Publication year - 2018
Publication title -
hepatology
Language(s) - English
Resource type - Journals
SCImago Journal Rank - 5.488
H-Index - 361
eISSN - 1527-3350
pISSN - 0270-9139
DOI - 10.1002/hep.30082
Subject(s) - medicine , virology , chronic hepatitis , hepatitis b virus , virus , acute hepatitis , immunology , gastroenterology , hepatitis
Treatment of chronic hepatitis B (CHB) patients with nucleos(t)ide analogs (NAs) suppresses hepatitis B virus (HBV) DNA synthesis but does not affect synthesis of HBV pregenomic RNA (pgRNA). Hepatitis B virus pgRNA is detectable in the serum during NA treatment and has been proposed as a marker of HBV covalently closed circular DNA activity within the infected hepatocyte. We developed an automated assay for the quantification of serum HBV pgRNA using a dual‐target real‐time quantitative PCR approach on the Abbott m 2000 sp/rt system.

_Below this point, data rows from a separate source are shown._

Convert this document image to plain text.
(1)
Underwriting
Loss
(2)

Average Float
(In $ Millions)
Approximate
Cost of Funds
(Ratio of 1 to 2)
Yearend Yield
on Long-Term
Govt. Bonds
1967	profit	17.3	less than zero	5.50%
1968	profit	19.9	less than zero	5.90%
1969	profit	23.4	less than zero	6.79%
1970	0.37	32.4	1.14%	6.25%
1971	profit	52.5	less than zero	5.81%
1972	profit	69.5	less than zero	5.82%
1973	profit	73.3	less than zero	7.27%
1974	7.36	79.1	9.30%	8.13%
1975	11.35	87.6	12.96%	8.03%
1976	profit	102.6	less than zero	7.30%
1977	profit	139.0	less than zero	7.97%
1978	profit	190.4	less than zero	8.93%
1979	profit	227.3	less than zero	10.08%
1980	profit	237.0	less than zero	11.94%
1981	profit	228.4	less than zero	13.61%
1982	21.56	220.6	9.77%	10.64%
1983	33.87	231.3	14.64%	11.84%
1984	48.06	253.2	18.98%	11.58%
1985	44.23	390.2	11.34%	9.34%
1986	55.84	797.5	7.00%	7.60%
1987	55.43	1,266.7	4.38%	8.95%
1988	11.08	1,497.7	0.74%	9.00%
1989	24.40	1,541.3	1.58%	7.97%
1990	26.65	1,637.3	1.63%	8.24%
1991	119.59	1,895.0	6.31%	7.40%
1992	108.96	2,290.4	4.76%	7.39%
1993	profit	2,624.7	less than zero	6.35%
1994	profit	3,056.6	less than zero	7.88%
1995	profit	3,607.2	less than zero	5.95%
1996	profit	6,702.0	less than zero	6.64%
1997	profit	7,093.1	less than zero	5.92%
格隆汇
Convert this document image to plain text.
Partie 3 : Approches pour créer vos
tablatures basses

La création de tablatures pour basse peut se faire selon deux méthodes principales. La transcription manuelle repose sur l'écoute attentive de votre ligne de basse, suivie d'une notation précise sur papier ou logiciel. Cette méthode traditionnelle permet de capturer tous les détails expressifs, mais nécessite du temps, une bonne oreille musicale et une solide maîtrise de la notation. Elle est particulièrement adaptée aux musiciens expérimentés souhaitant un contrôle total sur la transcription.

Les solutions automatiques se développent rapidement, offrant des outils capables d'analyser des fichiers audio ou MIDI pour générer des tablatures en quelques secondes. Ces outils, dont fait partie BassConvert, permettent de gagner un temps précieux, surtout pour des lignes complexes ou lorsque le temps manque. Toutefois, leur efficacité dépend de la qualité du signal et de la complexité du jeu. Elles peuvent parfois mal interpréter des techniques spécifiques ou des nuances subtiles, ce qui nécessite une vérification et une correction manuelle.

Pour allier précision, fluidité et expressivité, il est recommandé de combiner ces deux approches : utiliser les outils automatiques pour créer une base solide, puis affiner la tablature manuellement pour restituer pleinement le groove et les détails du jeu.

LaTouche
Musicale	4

We demonstrate accurate detection and quantification of serum HBV RNA. Hepatitis B virus DNA was quantified using the Abbott RealTi m e HBV viral load assay. We further compared serum nucleic acid levels and kinetics in HBV‐positive populations. Samples included on‐therapy CHB samples (n = 16), samples (n = 89) from 10 treatment naïve CHB subjects receiving 12 weeks of NA treatment with 8‐week follow‐up, hepatitis B surface antigen–positive blood donor samples (n = 102), and three seroconversion series from plasmapheresis donors (n = 79 samples). Conclusion : During NA treatment of CHB subjects, we observed low correlation of HBV DNA to pgRNA levels; pgRNA concentration was generally higher than HBV DNA concentrations. In contrast, when NA treatment was absent we observed serum pgRNA at concentrations that correlated to HBV DNA and were approximately 2 log lower than HBV DNA. Importantly, we observe this trend in untreated subject samples from both chronic infections and throughout seroconversion during acute infection. Results demonstrate that the presence of pgRNA in serum is part of the HBV lifecycle; constant relative detection of pgRNA and HBV DNA in the serum is suggestive of a linked mechanism for egress for HBV DNA or pgRNA containing virions.